While the mother argued on her fundamental human right in decision making on her reproductive activity independent of her age, there were questions raised on the implications for society with increasing late maternity in postmenopausal women and the financial burden in a system of public health coverage. Physicians also need to consider the aspects of beneficence, that is provision of benefit to the patient and nonmaleficence, the principle of doing no harm, when planning assisted reproduction in advanced menopausal women, especially in the light of the risks to the mother and children [23]. The protection of additional parties, including egg and semen donors, and importantly the children born with the highest risk for severe life-long disabilities were rather eclipsed into the background of the debate. Physicians in Europe need to be aware and adhere to the good practice guidelines of the European Society of Human Reproduction and Embryology (ESHRE) [21].

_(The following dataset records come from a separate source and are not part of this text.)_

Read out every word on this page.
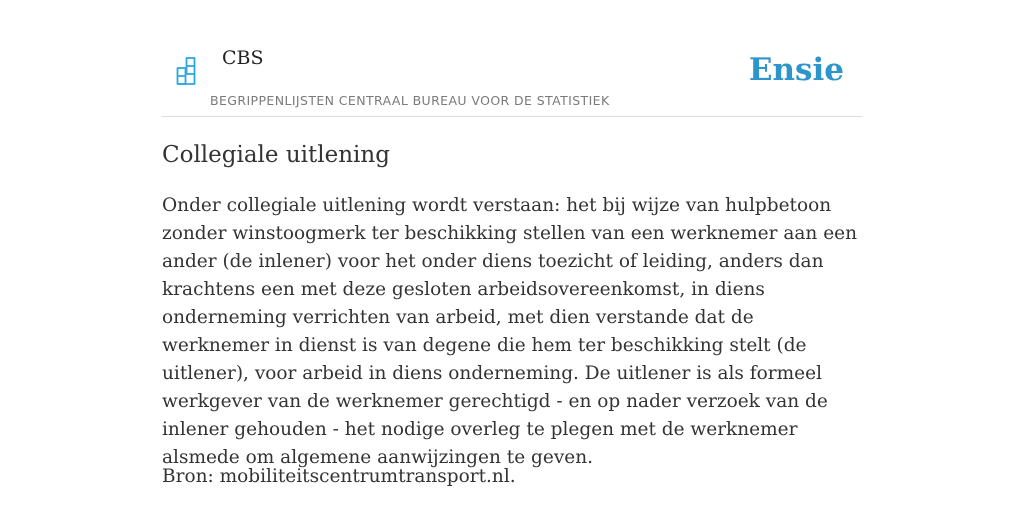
CBS
BEGRIPPENLIJSTEN CENTRAAL BUREAU VOOR DE STATISTIEK
Ensie
Collegiale uitlening

Onder collegiale uitlening wordt verstaan: het bij wijze van hulpbetoon zonder winstoogmerk ter beschikking stellen van een werknemer aan een ander (de inlener) voor het onder diens toezicht of leiding, anders dan krachtens een met deze gesloten arbeidsovereenkomst, in diens onderneming verrichten van arbeid, met dien verstande dat de werknemer in dienst is van degene die hem ter beschikking stelt (de uitlener), voor arbeid in diens onderneming. De uitlener is als formeel werkgever van de werknemer gerechtigd - en op nader verzoek van de inlener gehouden - het nodige overleg te plegen met de werknemer alsmede om algemene aanwijzingen te geven.

Bron: mobiliteitscentrumtransport.nl.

As treating physicians, we should not personally judge about moral, ethical, justice or beneficial issues relevant for this case. However, in our opinion, the human rights of the children need to be moved into the foreground of ongoing debates and considerations about medically assisted reproduction in our societies. Our report on the extreme case of quadruplets at maternal age 65 years, with anonymous egg and semen donations in cross-border reproduction medicine, confirms that the individual wish for having a child (across the natural limits of fecundity, in singles, lesbian and gay couples, transsexual people and any other alternate family arrangement) cannot be regulated by national (or even international) law or medical guidelines. Therefore, international bodies, such as the United Nations, urgently need to discuss intensively the social, legal and medical implications of the current and future practice in reproductive medicine and—most importantly—to finally strengthen the rights of children, such as information on their biological identity, born after anonymous egg and/or semen donation.